Ce comportement n’est donc pas pris au sérieux et les concernés obtiennent rarement de l’aide
car on estime souvent que « ça lui passera », que l’adolescent arrêtera en grandissant. La
stigmatisation de ce symptôme pousse aussi ceux qui en souffrent à garder ce comportement secret
au lieu de chercher de l’aide, de peur d’être jugés. Ils peuvent également se sentir coupable et avoir
honte si eux-mêmes ont intériorisés les idées préconçues et se reprocher de ne pas avoir de souffrances
légitimes ou d’être immatures, surtout chez les adultes. De plus, le manque de ressources sur
l’automutilation en français rend plus difficile pour les personnes qui ne parlent pas anglais (souvent
les enfants et les adolescents) d’obtenir de l’aide et d’accéder à des informations seuls. On ne parle
jamais de l’automutilation dans les médias et aucune prévention n’est faite à l’école (sauf pour
quelques comportements autodestructifs comme la consommation d’alcool ou de drogue, le
tabagisme ou les relations sexuelles non protégées). Une personne qui souffre d’automutilation, qui
n’ose pas en parler à ses proches ou à des professionnels de la santé de peur d’être jugée et qui ne
peut pas comprendre les informations en anglais se sentira non seulement incomprise mais ne se
comprendra pas elle-même. Son isolement ne fera qu’accroitre la souffrance qui la pousse déjà à
s’automutiler. Un adolescent qui s’automutile et à qui on n’apporte aucune aide en pensant que ce
comportement « lui passera » avec l’âge continuera à vivre dans la souffrance car les causes du
symptôme n’auront pas été traitées : l’automutilation cessera peut-être effectivement mais sera
remplacée par une autre forme d’autodestruction comme l’alcoolisme. Si ce n’est pas le cas, sans
« béquille », ne se mutilant plus, la personne en souffrance pourrait ne plus parvenir à faire face à son
mal-être et dans le pire des cas se suicider.

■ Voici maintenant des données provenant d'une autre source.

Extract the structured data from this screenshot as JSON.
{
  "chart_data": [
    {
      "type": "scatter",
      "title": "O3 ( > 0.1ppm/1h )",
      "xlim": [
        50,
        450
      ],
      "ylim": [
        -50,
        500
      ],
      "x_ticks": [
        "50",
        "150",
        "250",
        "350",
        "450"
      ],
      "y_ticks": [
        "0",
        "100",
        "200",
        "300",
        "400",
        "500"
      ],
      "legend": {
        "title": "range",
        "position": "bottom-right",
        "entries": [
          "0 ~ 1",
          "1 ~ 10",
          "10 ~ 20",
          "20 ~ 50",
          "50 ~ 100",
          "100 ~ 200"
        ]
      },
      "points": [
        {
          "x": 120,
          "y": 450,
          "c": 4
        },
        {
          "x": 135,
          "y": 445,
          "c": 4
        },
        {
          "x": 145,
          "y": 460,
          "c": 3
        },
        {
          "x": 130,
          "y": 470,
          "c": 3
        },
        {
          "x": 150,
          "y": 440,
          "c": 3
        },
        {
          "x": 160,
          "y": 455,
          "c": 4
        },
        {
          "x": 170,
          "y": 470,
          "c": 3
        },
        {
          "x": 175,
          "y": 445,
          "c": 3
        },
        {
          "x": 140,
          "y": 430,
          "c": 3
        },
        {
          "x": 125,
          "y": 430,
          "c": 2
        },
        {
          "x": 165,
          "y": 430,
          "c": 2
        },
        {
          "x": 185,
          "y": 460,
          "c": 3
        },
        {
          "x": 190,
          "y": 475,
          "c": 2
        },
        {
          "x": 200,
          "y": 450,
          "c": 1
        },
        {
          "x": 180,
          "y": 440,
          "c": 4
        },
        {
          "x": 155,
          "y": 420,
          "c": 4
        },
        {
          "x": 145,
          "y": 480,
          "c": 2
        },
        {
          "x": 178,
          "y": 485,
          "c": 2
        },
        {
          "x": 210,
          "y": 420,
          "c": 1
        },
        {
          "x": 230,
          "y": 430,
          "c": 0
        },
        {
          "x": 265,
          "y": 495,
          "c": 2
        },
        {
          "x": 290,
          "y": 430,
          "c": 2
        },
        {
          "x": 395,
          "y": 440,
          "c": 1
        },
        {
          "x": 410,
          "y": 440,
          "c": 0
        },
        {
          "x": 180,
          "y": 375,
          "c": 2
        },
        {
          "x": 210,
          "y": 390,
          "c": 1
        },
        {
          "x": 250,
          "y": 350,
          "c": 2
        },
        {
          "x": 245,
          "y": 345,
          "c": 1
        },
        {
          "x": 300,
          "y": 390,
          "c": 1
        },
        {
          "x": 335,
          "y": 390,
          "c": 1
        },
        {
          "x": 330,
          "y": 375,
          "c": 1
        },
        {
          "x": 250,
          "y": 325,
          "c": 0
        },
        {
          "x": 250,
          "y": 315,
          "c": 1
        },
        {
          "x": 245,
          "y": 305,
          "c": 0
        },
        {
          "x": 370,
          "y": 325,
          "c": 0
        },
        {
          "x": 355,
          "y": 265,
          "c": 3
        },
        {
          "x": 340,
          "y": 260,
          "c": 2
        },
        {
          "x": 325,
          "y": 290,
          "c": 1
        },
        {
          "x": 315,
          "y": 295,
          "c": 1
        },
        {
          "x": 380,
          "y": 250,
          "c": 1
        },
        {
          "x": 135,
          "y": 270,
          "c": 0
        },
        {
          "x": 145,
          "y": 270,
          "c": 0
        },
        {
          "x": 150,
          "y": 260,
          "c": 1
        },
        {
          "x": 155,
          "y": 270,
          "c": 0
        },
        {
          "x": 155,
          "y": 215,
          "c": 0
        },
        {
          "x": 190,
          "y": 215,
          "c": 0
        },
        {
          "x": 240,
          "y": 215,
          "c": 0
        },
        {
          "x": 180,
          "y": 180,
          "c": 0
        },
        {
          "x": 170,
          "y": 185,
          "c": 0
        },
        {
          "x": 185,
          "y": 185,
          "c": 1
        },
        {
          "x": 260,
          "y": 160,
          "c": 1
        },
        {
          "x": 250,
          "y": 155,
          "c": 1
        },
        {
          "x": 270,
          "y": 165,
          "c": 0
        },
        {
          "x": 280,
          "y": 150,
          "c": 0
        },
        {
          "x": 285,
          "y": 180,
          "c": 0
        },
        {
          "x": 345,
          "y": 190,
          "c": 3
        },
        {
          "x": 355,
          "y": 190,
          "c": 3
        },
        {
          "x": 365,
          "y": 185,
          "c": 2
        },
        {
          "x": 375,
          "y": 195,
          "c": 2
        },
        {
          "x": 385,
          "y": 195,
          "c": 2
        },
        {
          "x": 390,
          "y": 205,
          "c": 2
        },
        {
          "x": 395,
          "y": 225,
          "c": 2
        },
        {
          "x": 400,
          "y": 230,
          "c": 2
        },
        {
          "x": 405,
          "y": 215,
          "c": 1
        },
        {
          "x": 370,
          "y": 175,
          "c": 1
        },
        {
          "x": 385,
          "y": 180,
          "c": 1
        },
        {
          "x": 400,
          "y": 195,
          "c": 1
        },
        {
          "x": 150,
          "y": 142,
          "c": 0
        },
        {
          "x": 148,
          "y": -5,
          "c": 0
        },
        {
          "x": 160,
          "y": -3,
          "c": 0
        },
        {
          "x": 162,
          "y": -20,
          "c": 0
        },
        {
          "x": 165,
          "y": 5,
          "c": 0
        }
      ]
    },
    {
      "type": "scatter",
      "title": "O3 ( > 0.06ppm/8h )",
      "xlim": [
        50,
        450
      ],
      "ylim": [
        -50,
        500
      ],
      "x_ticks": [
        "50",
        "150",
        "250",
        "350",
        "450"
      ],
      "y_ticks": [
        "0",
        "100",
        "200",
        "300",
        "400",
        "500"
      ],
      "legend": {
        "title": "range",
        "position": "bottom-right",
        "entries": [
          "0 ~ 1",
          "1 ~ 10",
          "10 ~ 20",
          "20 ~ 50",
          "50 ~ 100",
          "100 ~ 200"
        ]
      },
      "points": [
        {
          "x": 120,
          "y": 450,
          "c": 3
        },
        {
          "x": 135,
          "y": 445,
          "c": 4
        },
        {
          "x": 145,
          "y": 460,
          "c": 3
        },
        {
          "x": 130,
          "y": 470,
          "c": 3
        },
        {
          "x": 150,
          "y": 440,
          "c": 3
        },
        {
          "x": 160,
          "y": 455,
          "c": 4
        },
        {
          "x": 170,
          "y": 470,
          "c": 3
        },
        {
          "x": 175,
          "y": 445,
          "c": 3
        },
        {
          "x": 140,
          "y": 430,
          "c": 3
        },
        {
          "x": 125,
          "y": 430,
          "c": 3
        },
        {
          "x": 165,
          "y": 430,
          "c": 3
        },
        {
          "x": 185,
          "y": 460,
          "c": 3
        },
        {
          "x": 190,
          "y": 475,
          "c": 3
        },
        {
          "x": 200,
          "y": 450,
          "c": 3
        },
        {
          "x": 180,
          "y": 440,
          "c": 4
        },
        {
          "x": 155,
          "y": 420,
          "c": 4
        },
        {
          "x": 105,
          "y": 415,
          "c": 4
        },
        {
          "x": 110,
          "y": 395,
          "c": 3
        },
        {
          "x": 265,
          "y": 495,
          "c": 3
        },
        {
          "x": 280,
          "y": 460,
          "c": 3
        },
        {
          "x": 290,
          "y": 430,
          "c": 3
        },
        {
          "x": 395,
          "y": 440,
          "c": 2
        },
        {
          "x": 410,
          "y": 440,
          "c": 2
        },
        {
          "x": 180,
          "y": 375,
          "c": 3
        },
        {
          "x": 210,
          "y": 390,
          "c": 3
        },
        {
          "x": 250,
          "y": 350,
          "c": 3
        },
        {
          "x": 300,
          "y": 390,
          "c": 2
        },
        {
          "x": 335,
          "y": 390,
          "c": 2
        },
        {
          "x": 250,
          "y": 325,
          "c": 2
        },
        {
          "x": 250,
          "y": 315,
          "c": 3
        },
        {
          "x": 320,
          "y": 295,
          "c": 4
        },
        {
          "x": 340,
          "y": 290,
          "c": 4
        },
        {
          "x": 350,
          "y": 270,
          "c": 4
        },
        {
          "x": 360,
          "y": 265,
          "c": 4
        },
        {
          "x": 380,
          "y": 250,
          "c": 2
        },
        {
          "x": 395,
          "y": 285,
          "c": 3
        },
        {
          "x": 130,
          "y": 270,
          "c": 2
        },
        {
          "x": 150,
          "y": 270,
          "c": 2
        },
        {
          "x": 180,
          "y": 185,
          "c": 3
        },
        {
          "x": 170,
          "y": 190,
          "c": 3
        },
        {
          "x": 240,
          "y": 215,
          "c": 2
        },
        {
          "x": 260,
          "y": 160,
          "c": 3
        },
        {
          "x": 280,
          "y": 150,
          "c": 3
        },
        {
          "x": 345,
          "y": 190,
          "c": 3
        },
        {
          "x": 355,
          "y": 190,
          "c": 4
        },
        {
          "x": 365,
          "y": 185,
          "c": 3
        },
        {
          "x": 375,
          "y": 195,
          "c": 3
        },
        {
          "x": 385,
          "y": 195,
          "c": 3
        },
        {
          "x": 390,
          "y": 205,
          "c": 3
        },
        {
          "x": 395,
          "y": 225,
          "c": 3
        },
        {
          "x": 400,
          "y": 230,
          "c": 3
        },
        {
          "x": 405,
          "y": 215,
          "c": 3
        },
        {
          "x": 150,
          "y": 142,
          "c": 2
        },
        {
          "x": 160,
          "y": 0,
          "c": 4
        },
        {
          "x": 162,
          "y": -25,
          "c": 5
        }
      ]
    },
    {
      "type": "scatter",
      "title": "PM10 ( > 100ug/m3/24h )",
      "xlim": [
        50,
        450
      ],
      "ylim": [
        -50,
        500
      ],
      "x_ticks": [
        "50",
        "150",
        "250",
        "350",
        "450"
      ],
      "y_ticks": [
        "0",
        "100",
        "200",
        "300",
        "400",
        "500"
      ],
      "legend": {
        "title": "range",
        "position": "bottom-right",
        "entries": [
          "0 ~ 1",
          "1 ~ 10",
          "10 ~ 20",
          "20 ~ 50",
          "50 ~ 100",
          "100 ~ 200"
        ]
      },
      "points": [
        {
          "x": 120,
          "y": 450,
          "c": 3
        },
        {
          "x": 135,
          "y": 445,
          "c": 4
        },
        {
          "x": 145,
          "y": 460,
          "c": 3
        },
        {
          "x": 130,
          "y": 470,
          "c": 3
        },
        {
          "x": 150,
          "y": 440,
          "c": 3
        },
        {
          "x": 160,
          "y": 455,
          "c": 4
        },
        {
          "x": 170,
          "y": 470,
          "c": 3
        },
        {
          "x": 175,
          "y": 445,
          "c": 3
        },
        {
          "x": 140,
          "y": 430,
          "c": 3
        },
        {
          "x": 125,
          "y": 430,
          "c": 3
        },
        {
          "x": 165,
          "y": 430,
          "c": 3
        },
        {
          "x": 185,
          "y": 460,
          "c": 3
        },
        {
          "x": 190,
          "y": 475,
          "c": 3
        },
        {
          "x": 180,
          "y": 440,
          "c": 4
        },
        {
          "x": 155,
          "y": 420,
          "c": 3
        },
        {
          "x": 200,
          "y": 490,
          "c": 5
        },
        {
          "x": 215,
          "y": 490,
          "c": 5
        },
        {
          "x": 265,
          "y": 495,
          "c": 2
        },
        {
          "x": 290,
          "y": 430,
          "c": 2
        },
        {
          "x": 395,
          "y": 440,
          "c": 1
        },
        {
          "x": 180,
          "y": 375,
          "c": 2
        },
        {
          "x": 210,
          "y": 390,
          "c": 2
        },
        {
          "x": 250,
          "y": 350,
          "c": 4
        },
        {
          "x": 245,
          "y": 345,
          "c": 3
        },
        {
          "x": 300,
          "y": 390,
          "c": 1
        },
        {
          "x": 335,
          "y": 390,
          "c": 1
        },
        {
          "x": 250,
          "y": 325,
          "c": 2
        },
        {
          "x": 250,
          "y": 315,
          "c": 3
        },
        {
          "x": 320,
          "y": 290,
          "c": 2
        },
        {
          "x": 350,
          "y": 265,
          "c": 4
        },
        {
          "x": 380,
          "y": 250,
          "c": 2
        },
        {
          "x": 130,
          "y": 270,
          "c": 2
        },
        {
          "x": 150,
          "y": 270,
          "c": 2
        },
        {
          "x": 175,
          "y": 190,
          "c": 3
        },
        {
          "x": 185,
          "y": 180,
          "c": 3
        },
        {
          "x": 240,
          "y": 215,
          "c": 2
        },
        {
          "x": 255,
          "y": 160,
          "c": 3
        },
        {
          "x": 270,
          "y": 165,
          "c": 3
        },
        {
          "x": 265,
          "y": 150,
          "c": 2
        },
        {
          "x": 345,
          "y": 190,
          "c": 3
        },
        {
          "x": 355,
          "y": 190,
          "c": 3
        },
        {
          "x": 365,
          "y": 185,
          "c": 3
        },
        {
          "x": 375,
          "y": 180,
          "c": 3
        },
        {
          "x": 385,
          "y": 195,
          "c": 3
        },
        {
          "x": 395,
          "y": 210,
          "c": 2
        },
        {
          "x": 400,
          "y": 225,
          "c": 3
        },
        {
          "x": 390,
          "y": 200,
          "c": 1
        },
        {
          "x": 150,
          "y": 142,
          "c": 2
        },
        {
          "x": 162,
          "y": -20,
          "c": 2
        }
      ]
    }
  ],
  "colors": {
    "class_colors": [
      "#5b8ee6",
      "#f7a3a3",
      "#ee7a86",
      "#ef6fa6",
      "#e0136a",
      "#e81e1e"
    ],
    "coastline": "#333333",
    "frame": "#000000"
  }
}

La compréhension du public sur la santé mentale s’affine mais plus d’information et de
discussion sont encore nécessaires pour sensibiliser le public à l’automutilation en France et mettre
fin à la stigmatisation de ce symptôme.

Reference
Trybou, V., Brossard, B., & Kédia, M. (2018). Automutilations: Comprendre et soigner. Odile Jacob.